Not your Sean Spicer Holocaust Center

Holocaust

(Correction: The Center has 5,000 artifacts. An earlier version had an incorrect number.)

Given that “Holocaust centers” were recently in the news, it seemed fortuitous that we already had plans to visit one.

Sean “I Slept through History Class” Spicer used the term last week to describe those places where Adolf Hitler gathered Jews for slave labor, starvation and death in gas chambers. This just after he said, “Hitler didn’t even sink to using chemical weapons.”

He tried to explain that away by seeming to say Hitler’s use was limited to “Holocaust centers,” which brought up the bizarre image in my mind of the “Arbeit Macht Frei” iron letters at the entrance of Nazi death camps being reforged to spell out “Welcome to Dachau Center” instead.

The Holocaust Center for Humanity in Seattle makes it plain that not any part of the Holocaust should be forgotten, that remembering this horror might help prevent a repeat. The center has more than 5,000 artifacts (corrected from earlier version) from this slaughter of innocents by the Nazi regime in the 1930s and ‘40s. It only has enough room to display a fraction of them, but they are enough to bring home the extent of this evil.
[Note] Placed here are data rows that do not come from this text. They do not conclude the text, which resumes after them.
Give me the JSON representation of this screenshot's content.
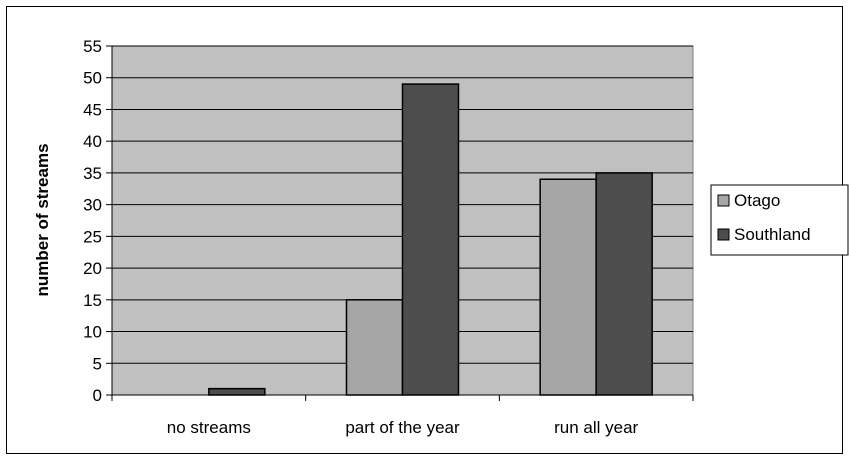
{
  "chart_data": {
    "type": "bar",
    "title": "",
    "xlabel": "",
    "ylabel": "number of streams",
    "ylim": [
      0,
      55
    ],
    "ytick_step": 5,
    "grid": true,
    "legend_position": "right",
    "plot_background": "#c0c0c0",
    "categories": [
      "no streams",
      "part of the year",
      "run all year"
    ],
    "series": [
      {
        "name": "Otago",
        "color": "#a6a6a6",
        "values": [
          0,
          15,
          34
        ]
      },
      {
        "name": "Southland",
        "color": "#4d4d4d",
        "values": [
          1,
          49,
          35
        ]
      }
    ]
  }
}
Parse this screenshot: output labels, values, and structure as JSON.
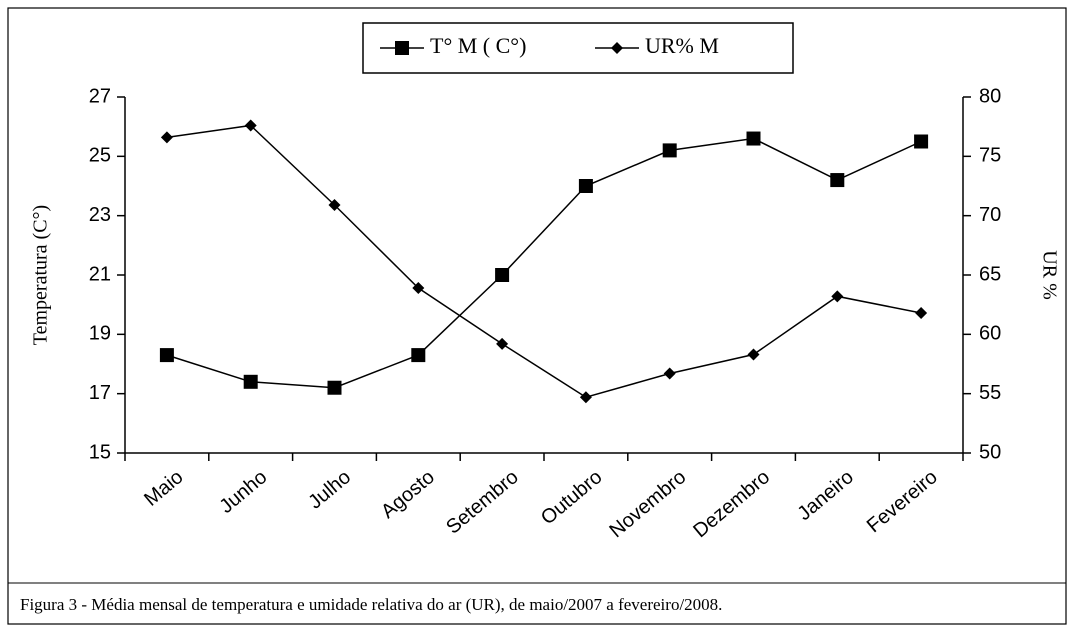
{
  "chart_data": {
    "type": "line",
    "categories": [
      "Maio",
      "Junho",
      "Julho",
      "Agosto",
      "Setembro",
      "Outubro",
      "Novembro",
      "Dezembro",
      "Janeiro",
      "Fevereiro"
    ],
    "series": [
      {
        "name": "T° M ( C°)",
        "color": "#000000",
        "marker": "square",
        "values": [
          18.3,
          17.4,
          17.2,
          18.3,
          21.0,
          24.0,
          25.2,
          25.6,
          24.2,
          25.5
        ]
      },
      {
        "name": "UR% M",
        "color": "#000000",
        "marker": "diamond",
        "axis": "y2",
        "values": [
          76.6,
          77.6,
          70.9,
          63.9,
          59.2,
          54.7,
          56.7,
          58.3,
          63.2,
          61.8
        ]
      }
    ],
    "ylabel": "Temperatura (C°)",
    "y2label": "UR %",
    "ylim": [
      15,
      27
    ],
    "yticks": [
      15,
      17,
      19,
      21,
      23,
      25,
      27
    ],
    "y2lim": [
      50,
      80
    ],
    "y2ticks": [
      50,
      55,
      60,
      65,
      70,
      75,
      80
    ],
    "grid": false,
    "legend": "top",
    "caption": "Figura 3 - Média mensal de temperatura e umidade relativa do ar (UR), de maio/2007 a fevereiro/2008."
  }
}
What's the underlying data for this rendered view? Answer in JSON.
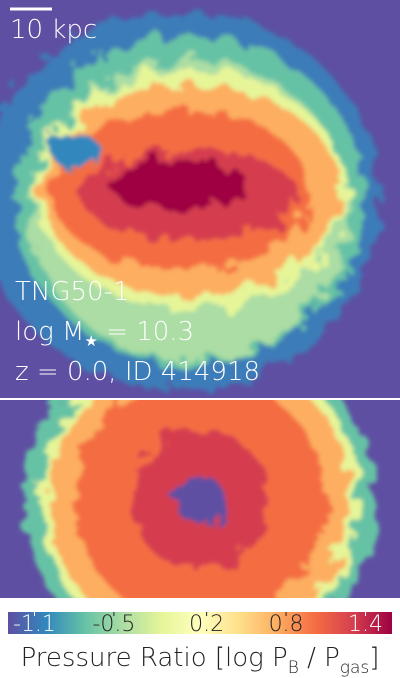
{
  "top_panel": {
    "scale_bar": "10 kpc",
    "simulation": "TNG50-1",
    "mass_label": [
      "log M",
      "★",
      " = 10.3"
    ],
    "redshift_label": "z = 0.0, ID 414918"
  },
  "colorbar": {
    "colormap": "Spectral_r",
    "clim": [
      -1.3,
      1.6
    ],
    "ticks": [
      -1.1,
      -0.5,
      0.2,
      0.8,
      1.4
    ],
    "label": [
      "Pressure Ratio [log P",
      "B",
      " / P",
      "gas",
      "]"
    ]
  }
}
We joined the tail end of a tour being taken by Seattle police officers, part of a diversity course being undertaken by the entire force. The tour leader of that group and then of our small party was Dee Simon, the Baral Family Executive Director.

The center has 30 Holocaust survivors who serve as speakers, telling what they suffered and witnessed, remembering the family members they lost and recounting how fortunate they were to be among the few who escaped.

Dee Simon said the center reaches 40,000 students a year in Washington, Alaska, Oregon, Montana and Idaho, states where the teaching of the Holocaust is not mandated. For 28 years, the center has been sending schools trunks filled with books, curricula and other teaching materials. Schools can keep the trunks for three weeks before returning them to be refilled and sent on. Teacher training is also provided.

While I did not know about the Seattle Holocaust Center before the invitation to visit, my interest in history has led me to enough information about the Holocaust that I hope I would never make the blunder Spicer did last week. But a couple of Simon’s comments made me aware of how little I know about the complicity of corporations and German society in the Holocaust. Simon pointed out artifacts from the death camps with the insignias of BMW and other corporations. Which makes me want to read more about this and makes me uneasy about what we Americans either don’t know or choose not to know about what is being done around the world in our names.

The Holocaust ended with the close of World War II in 1945 and many of the Holocaust survivors are passing away. Some of their speaking roles are being taken over by their children and grand children. Simon is an example of that. Her mother was the only member of her school class to survive the Holocaust.

Thanks to Dee for the excellent tour. And to Carol, who invited us and, I suspect, provided the salads for lunch. We’ll try to even things up at your Voices for Humanity Luncheons in October.

2 thoughts on “Not your Sean Spicer Holocaust Center

  1. John: I have visited the Holocaust Center twice with the Issaquah Senior Center. We had the docent tours for both visits and learned so much each time. The first visit was during the exhibit for Anne Frank and the last was just recently. Each time was so poignant, mind expanding, and emotional. It is a must see for people of all ages.

    1. It’s a place you can return to many times as they change the exhibits. Right now they have one on the origin of the “Curious George” children’s book, whose authors fled Paris — ahead of the Nazis and on bicycles — with the manuscript for Curious George. Never knew that.